Sand inducted into the Toy Hall of Fame, mahjong fails to make the cut
The US’ National Toy Hall Of Fame honoured the most universal toy in the world along with the board game Risk and American Girl dolls. Better luck next time, Cabbage Patch Kids and Masters of the Universe…
American Girl dolls and the strategy board game Risk were inducted into the National Toy Hall of Fame on Thursday (Nov 4) in recognition of their influence on the toy industry.
Sand, which the group called perhaps the most universal and oldest toy in the world, was also inducted.
All three were honoured during a ceremony at the hall after winning over a panel of experts who voted for them from a group of 12 finalists.
Also in the running this year were four other competitive games: Battleship, The Settlers of Catan, mahjong and billiards, as well as Cabbage Patch Kids, Masters of the Universe, Fisher-Price Corn Popper, the toy fire engine and the pinata.
Anyone can nominate a toy but to be considered, they must have withstood tests of time and memory, changed play or toy design and fostered learning, creativity or discovery.
Sand was honoured for its "opportunities for tactical, physical, cooperative, creative, and independent free play," according to the hall of fame, which is housed inside The Strong Museum of Play in Rochester, New York.
"Children recognise sand as a creative material suitable for pouring, scooping, sieving, raking, and measuring," it said. "Wet sand is even better, ready for kids to construct, shape, and sculpt."
"Although some playthings can only be found online or in certain stores, sand has a global reach that most toy manufacturers would envy," chief curator Chirstopher Bensch said. "It's been a vehicle for play since prehistory, and anyone who has spent the day at the beach can understand the allure of this toy."
Risk, based on the French game Le Conquete du Monde, was first published in the United States in 1959 and continues to influence other board games, hall officials said. It challenges players to control armies and conquer the world on a game board that is a map of continents.
"Risk became one of the most popular board games of all time, inspiring a new corps of passionate gamers, and influencing other games which began the wargaming hobby – and by extension the Euro-games like The Settlers of Catan that many enjoy today," curator Nicolas Ricketts said.

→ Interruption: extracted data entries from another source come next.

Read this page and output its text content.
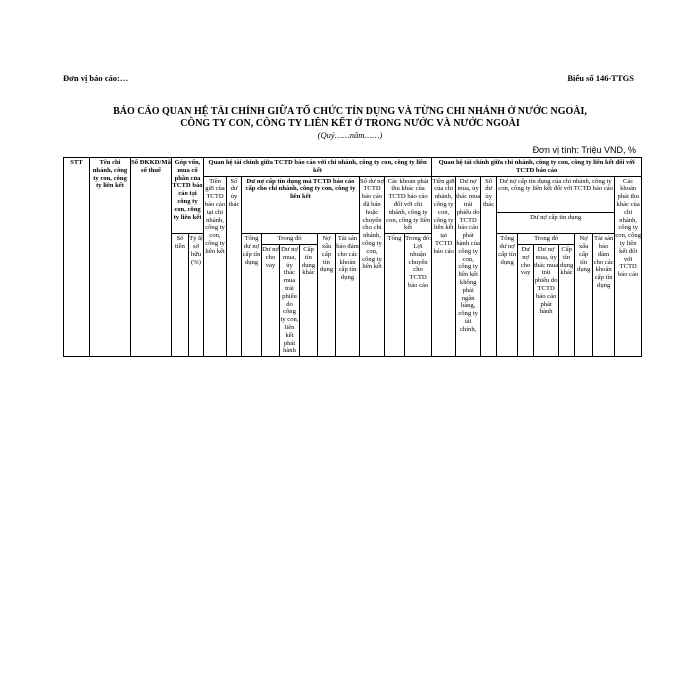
Đơn vị báo cáo:…	Biểu số 146-TTGS
BÁO CÁO QUAN HỆ TÀI CHÍNH GIỮA TỔ CHỨC TÍN DỤNG VÀ TỪNG CHI NHÁNH Ở NƯỚC NGOÀI,
CÔNG TY CON, CÔNG TY LIÊN KẾT Ở TRONG NƯỚC VÀ NƯỚC NGOÀI
(Quý……năm……)
Đơn vị tính: Triệu VND, %
STT	Tên chi nhánh, công ty con, công ty liên kết	Số ĐKKD/Mã số thuế	Góp vốn, mua cổ phần của TCTD báo cáo tại công ty con, công ty liên kết		Quan hệ tài chính giữa TCTD báo cáo với chi nhánh, công ty con, công ty liên kết											Quan hệ tài chính giữa chi nhánh, công ty con, công ty liên kết đối với TCTD báo cáo									
					Tiền gửi của TCTD báo cáo tại chi nhánh, công ty con, công ty liên kết	Số dư ủy thác	Dư nợ cấp tín dụng mà TCTD báo cáo cấp cho chi nhánh, công ty con, công ty liên kết						Số dư nợ TCTD báo cáo đã bán hoặc chuyển cho chi nhánh, công ty con, công ty liên kết	Các khoản phải thu khác của TCTD báo cáo đối với chi nhánh, công ty con, công ty liên kết		Tiền gửi của chi nhánh, công ty con, công ty liên kết tại TCTD báo cáo	Dư nợ mua, ủy thác mua trái phiếu do TCTD báo cáo phát hành của công ty con, công ty liên kết không phải ngân hàng, công ty tài chính,	Số dư ủy thác	Dư nợ cấp tín dụng của chi nhánh, công ty con, công ty liên kết đối với TCTD báo cáo						Các khoản phải thu khác của chi nhánh, công ty con, công ty liên kết đối với TCTD báo cáo
																			Dư nợ cấp tín dụng						
			Số tiền	Tỷ lệ sở hữu (%)			Tổng dư nợ cấp tín dụng	Trong đó			Nợ xấu cấp tín dụng	Tài sản bảo đảm cho các khoản cấp tín dụng		Tổng	Trong đó: Lợi nhuận chuyển cho TCTD báo cáo				Tổng dư nợ cấp tín dụng	Trong đó			Nợ xấu cấp tín dụng	Tài sản bảo đảm cho các khoản cấp tín dụng	
								Dư nợ cho vay	Dư nợ mua, ủy thác mua trái phiếu do công ty con, liên kết phát hành	Cấp tín dụng khác										Dư nợ cho vay	Dư nợ mua, ủy thác mua trái phiếu do TCTD báo cáo phát hành	Cấp tín dụng khác			
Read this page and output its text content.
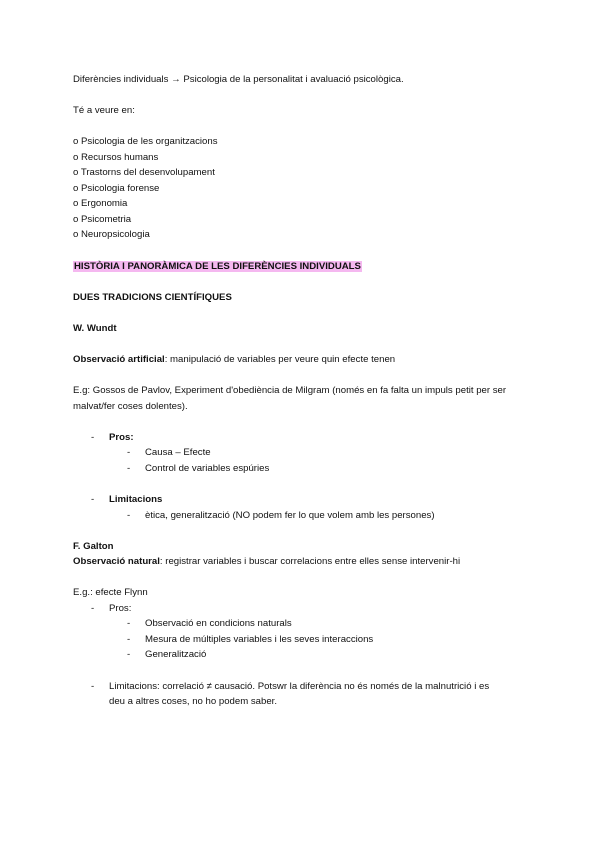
Diferències individuals → Psicologia de la personalitat i avaluació psicològica.
Té a veure en:
o Psicologia de les organitzacions
o Recursos humans
o Trastorns del desenvolupament
o Psicologia forense
o Ergonomia
o Psicometria
o Neuropsicologia
HISTÒRIA I PANORÀMICA DE LES DIFERÈNCIES INDIVIDUALS
DUES TRADICIONS CIENTÍFIQUES
W. Wundt
Observació artificial: manipulació de variables per veure quin efecte tenen
E.g: Gossos de Pavlov, Experiment d'obediència de Milgram (només en fa falta un impuls petit per ser
malvat/fer coses dolentes).
- Pros:
- Causa – Efecte
- Control de variables espúries
- Limitacions
- ètica, generalització (NO podem fer lo que volem amb les persones)
F. Galton
Observació natural: registrar variables i buscar correlacions entre elles sense intervenir-hi
E.g.: efecte Flynn
- Pros:
- Observació en condicions naturals
- Mesura de múltiples variables i les seves interaccions
- Generalització
- Limitacions: correlació ≠ causació. Potswr la diferència no és només de la malnutrició i es
deu a altres coses, no ho podem saber.
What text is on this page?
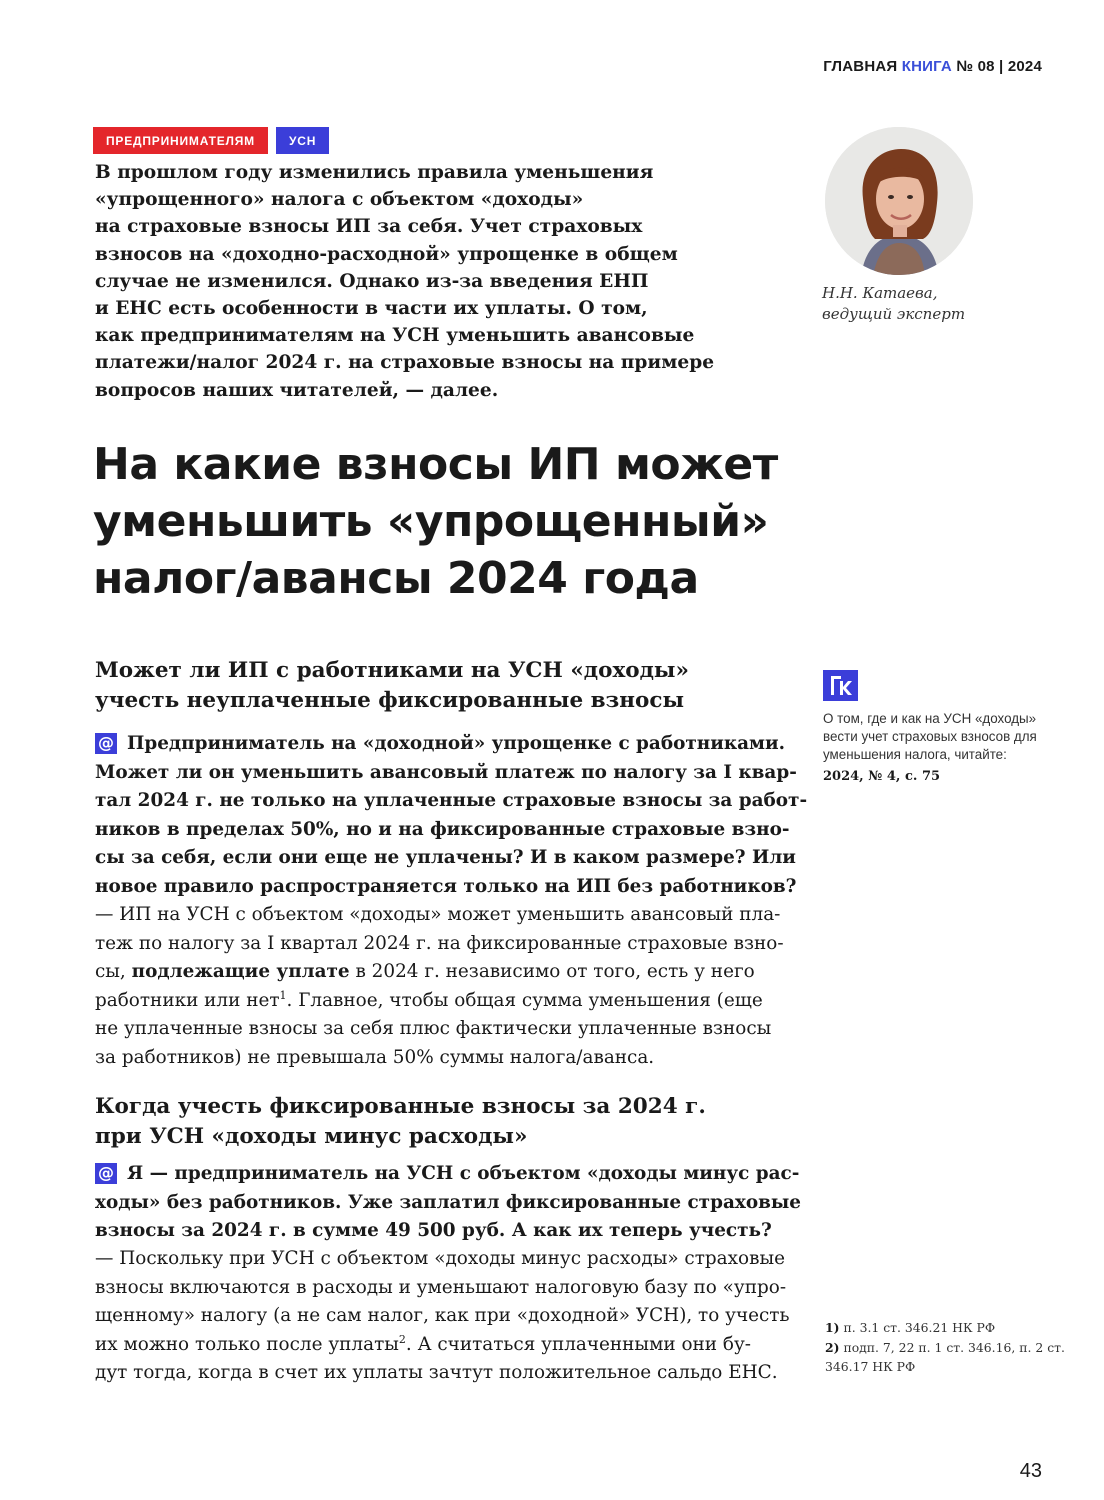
ГЛАВНАЯ КНИГА № 08 | 2024
ПРЕДПРИНИМАТЕЛЯМ	УСН
В прошлом году изменились правила уменьшения
«упрощенного» налога с объектом «доходы»
на страховые взносы ИП за себя. Учет страховых
взносов на «доходно-расходной» упрощенке в общем
случае не изменился. Однако из-за введения ЕНП
и ЕНС есть особенности в части их уплаты. О том,
как предпринимателям на УСН уменьшить авансовые
платежи/налог 2024 г. на страховые взносы на примере
вопросов наших читателей, — далее.
Н.Н. Катаева,
ведущий эксперт
На какие взносы ИП может
уменьшить «упрощенный»
налог/авансы 2024 года
Может ли ИП с работниками на УСН «доходы»
учесть неуплаченные фиксированные взносы
@ Предприниматель на «доходной» упрощенке с работниками.
Может ли он уменьшить авансовый платеж по налогу за I квар-
тал 2024 г. не только на уплаченные страховые взносы за работ-
ников в пределах 50%, но и на фиксированные страховые взно-
сы за себя, если они еще не уплачены? И в каком размере? Или
новое правило распространяется только на ИП без работников?
— ИП на УСН с объектом «доходы» может уменьшить авансовый пла-
теж по налогу за I квартал 2024 г. на фиксированные страховые взно-
сы, подлежащие уплате в 2024 г. независимо от того, есть у него
работники или нет$^1$. Главное, чтобы общая сумма уменьшения (еще
не уплаченные взносы за себя плюс фактически уплаченные взносы
за работников) не превышала 50% суммы налога/аванса.
Когда учесть фиксированные взносы за 2024 г.
при УСН «доходы минус расходы»
@ Я — предприниматель на УСН с объектом «доходы минус рас-
ходы» без работников. Уже заплатил фиксированные страховые
взносы за 2024 г. в сумме 49 500 руб. А как их теперь учесть?
— Поскольку при УСН с объектом «доходы минус расходы» страховые
взносы включаются в расходы и уменьшают налоговую базу по «упро-
щенному» налогу (а не сам налог, как при «доходной» УСН), то учесть
их можно только после уплаты$^2$. А считаться уплаченными они бу-
дут тогда, когда в счет их уплаты зачтут положительное сальдо ЕНС.
О том, где и как на УСН «доходы» вести учет страховых взносов для уменьшения налога, читайте:
2024, № 4, с. 75
1) п. 3.1 ст. 346.21 НК РФ
2) подп. 7, 22 п. 1 ст. 346.16, п. 2 ст. 346.17 НК РФ
43
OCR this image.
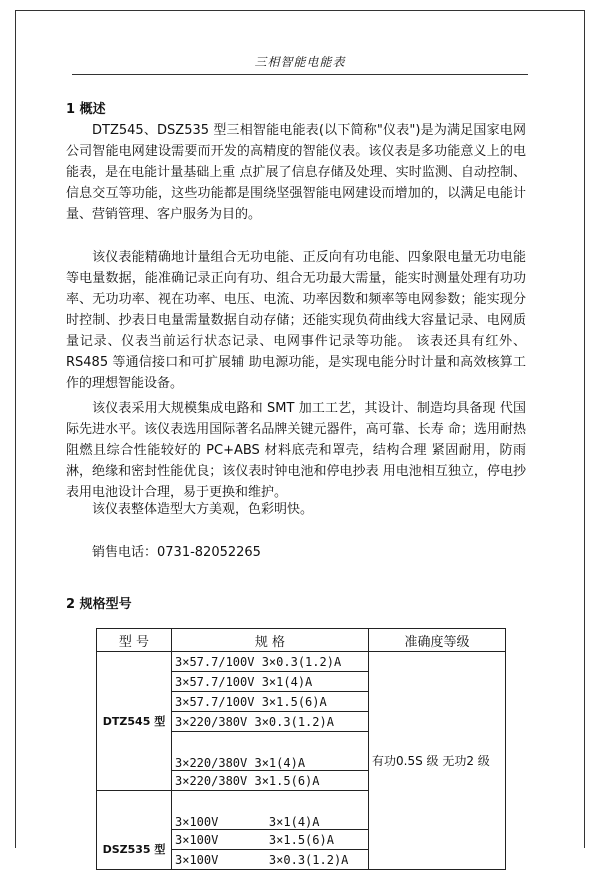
三相智能电能表
1 概述

DTZ545、DSZ535 型三相智能电能表(以下简称"仪表")是为满足国家电网公司智能电网建设需要而开发的高精度的智能仪表。该仪表是多功能意义上的电能表，是在电能计量基础上重 点扩展了信息存储及处理、实时监测、自动控制、信息交互等功能，这些功能都是围绕坚强智能电网建设而增加的，以满足电能计量、营销管理、客户服务为目的。

该仪表能精确地计量组合无功电能、正反向有功电能、四象限电量无功电能等电量数据，能准确记录正向有功、组合无功最大需量，能实时测量处理有功功率、无功功率、视在功率、电压、电流、功率因数和频率等电网参数；能实现分时控制、抄表日电量需量数据自动存储；还能实现负荷曲线大容量记录、电网质量记录、仪表当前运行状态记录、电网事件记录等功能。 该表还具有红外、RS485 等通信接口和可扩展辅 助电源功能，是实现电能分时计量和高效核算工作的理想智能设备。

该仪表采用大规模集成电路和 SMT 加工工艺，其设计、制造均具备现 代国际先进水平。该仪表选用国际著名品牌关键元器件，高可靠、长寿 命；选用耐热阻燃且综合性能较好的 PC+ABS 材料底壳和罩壳，结构合理 紧固耐用，防雨淋，绝缘和密封性能优良；该仪表时钟电池和停电抄表 用电池相互独立，停电抄表用电池设计合理，易于更换和维护。

该仪表整体造型大方美观，色彩明快。

销售电话：0731-82052265
2 规格型号
型 号	规 格	准确度等级
DTZ545 型	3×57.7/100V 3×0.3(1.2)A	有功0.5S 级 无功2 级
	3×57.7/100V 3×1(4)A	
	3×57.7/100V 3×1.5(6)A	
	3×220/380V 3×0.3(1.2)A	
	3×220/380V 3×1(4)A	
	3×220/380V 3×1.5(6)A	
DSZ535 型	3×100V       3×1(4)A	
	3×100V       3×1.5(6)A	
	3×100V       3×0.3(1.2)A	
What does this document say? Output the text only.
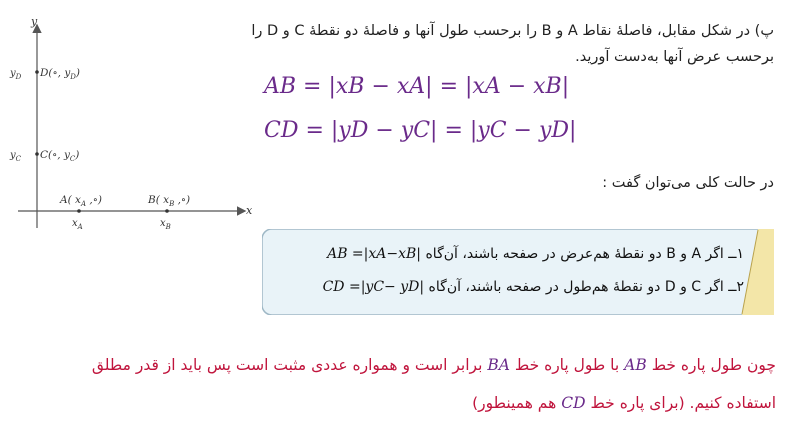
y
x
$y_D$ D(∘, $y_D$)
$y_C$ C(∘, $y_C$)
A( $x_A$ ,∘)
$x_A$
B( $x_B$ ,∘)
$x_B$
پ) در شکل مقابل، فاصلهٔ نقاط A و B را برحسب طول آنها و فاصلهٔ دو نقطهٔ C و D را
برحسب عرض آنها به‌دست آورید.
AB = |xB − xA| = |xA − xB|
CD = |yD − yC| = |yC − yD|
در حالت کلی می‌توان گفت :
۱ــ اگر A و B دو نقطهٔ هم‌عرض در صفحه باشند، آن‌گاه AB =|xA−xB|
۲ــ اگر C و D دو نقطهٔ هم‌طول در صفحه باشند، آن‌گاه CD =|yC− yD|
چون طول پاره خط AB با طول پاره خط BA برابر است و همواره عددی مثبت است پس باید از قدر مطلق
استفاده کنیم. (برای پاره خط CD هم همینطور)
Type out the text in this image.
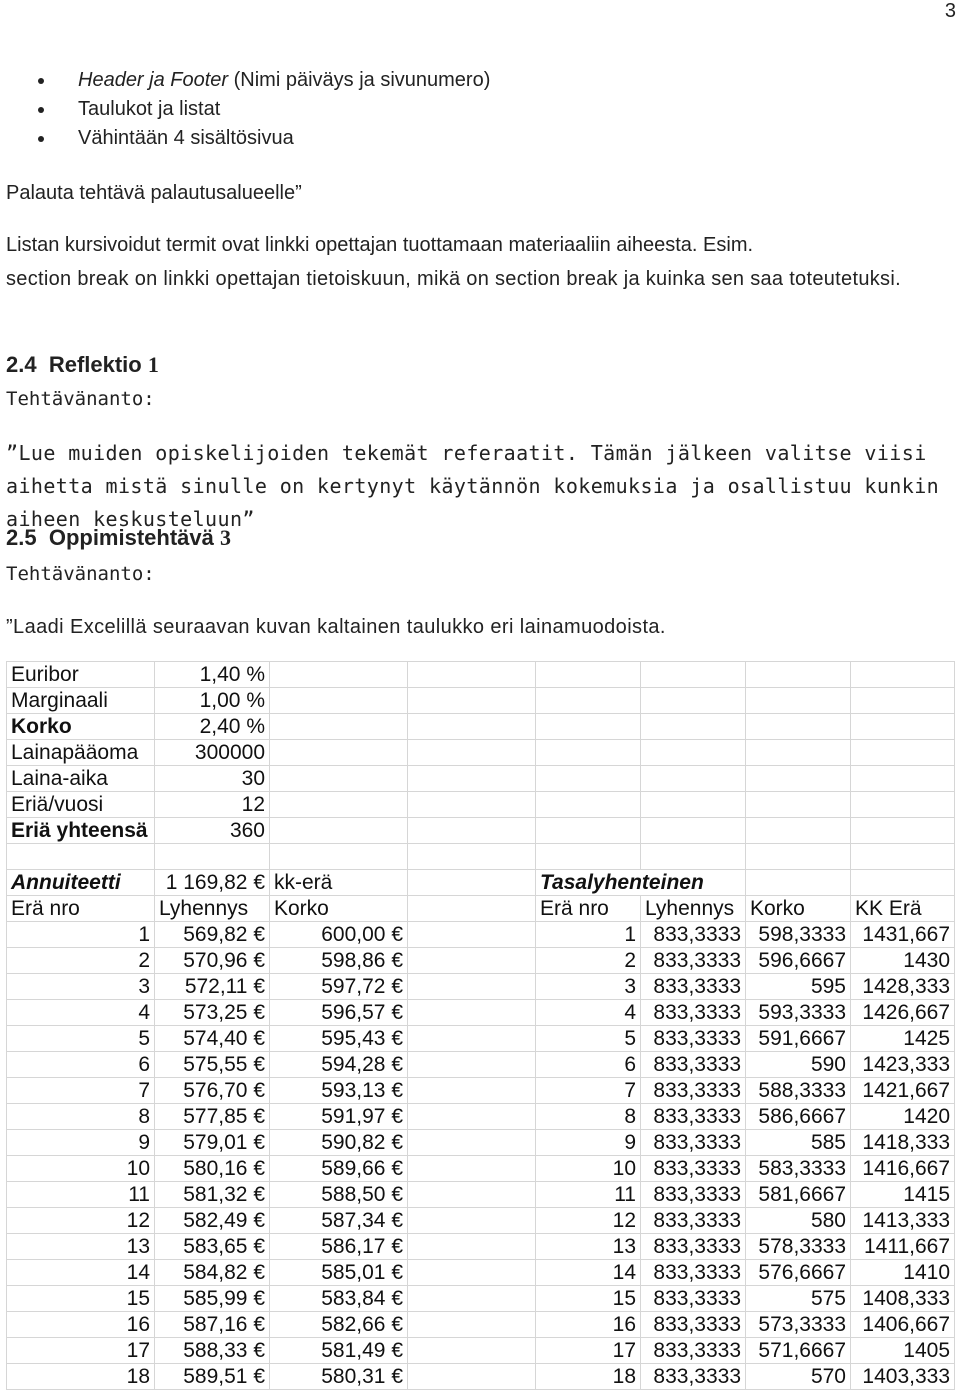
3
Header ja Footer (Nimi päiväys ja sivunumero)
Taulukot ja listat
Vähintään 4 sisältösivua
Palauta tehtävä palautusalueelle”
Listan kursivoidut termit ovat linkki opettajan tuottamaan materiaaliin aiheesta. Esim.
section break on linkki opettajan tietoiskuun, mikä on section break ja kuinka sen saa toteutetuksi.
2.4 Reflektio 1
Tehtävänanto:
”Lue muiden opiskelijoiden tekemät referaatit. Tämän jälkeen valitse viisi aihetta mistä sinulle on kertynyt käytännön kokemuksia ja osallistuu kunkin aiheen keskusteluun”
2.5 Oppimistehtävä 3
Tehtävänanto:
”Laadi Excelillä seuraavan kuvan kaltainen taulukko eri lainamuodoista.
Euribor	1,40 %						
Marginaali	1,00 %						
Korko	2,40 %						
Lainapääoma	300000						
Laina-aika	30						
Eriä/vuosi	12						
Eriä yhteensä	360						

Annuiteetti	1 169,82 €	kk-erä		Tasalyhenteinen			
Erä nro	Lyhennys	Korko		Erä nro	Lyhennys	Korko	KK Erä
1	569,82 €	600,00 €		1	833,3333	598,3333	1431,667
2	570,96 €	598,86 €		2	833,3333	596,6667	1430
3	572,11 €	597,72 €		3	833,3333	595	1428,333
4	573,25 €	596,57 €		4	833,3333	593,3333	1426,667
5	574,40 €	595,43 €		5	833,3333	591,6667	1425
6	575,55 €	594,28 €		6	833,3333	590	1423,333
7	576,70 €	593,13 €		7	833,3333	588,3333	1421,667
8	577,85 €	591,97 €		8	833,3333	586,6667	1420
9	579,01 €	590,82 €		9	833,3333	585	1418,333
10	580,16 €	589,66 €		10	833,3333	583,3333	1416,667
11	581,32 €	588,50 €		11	833,3333	581,6667	1415
12	582,49 €	587,34 €		12	833,3333	580	1413,333
13	583,65 €	586,17 €		13	833,3333	578,3333	1411,667
14	584,82 €	585,01 €		14	833,3333	576,6667	1410
15	585,99 €	583,84 €		15	833,3333	575	1408,333
16	587,16 €	582,66 €		16	833,3333	573,3333	1406,667
17	588,33 €	581,49 €		17	833,3333	571,6667	1405
18	589,51 €	580,31 €		18	833,3333	570	1403,333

American Girl dolls, the 1986 creation of educator Pleasant Rowland, were recognised for their exploration of the country's social and cultural history. The 18-inch historical dolls and accompanying books each offer insights into an era. For example, Molly McIntire is waiting for her father to return home from World War II.
The Truly Me contemporary doll line, with its diversity of skin tones, hair and gender, followed in 1995, letting children choose a doll that looks like them.
Rowland, 80, called the American Girl doll's inclusion "an incredible honour."
"I'm so proud of the American Girl family – past and present – who have been faithful stewards of this brand for more than three decades, helping to capture the hearts of an entire generation of girls," she said in an emailed statement.
"Rowland's formula for combining doll play with history lessons worked, in her words, like 'chocolate cake with vitamins,'" curator Michelle Parnett-Dwyer said. "In an era when some education experts claimed that school curriculums paid little attention to history, this toy may well have filled a void."
The class of 2021 joins 74 previous honourees.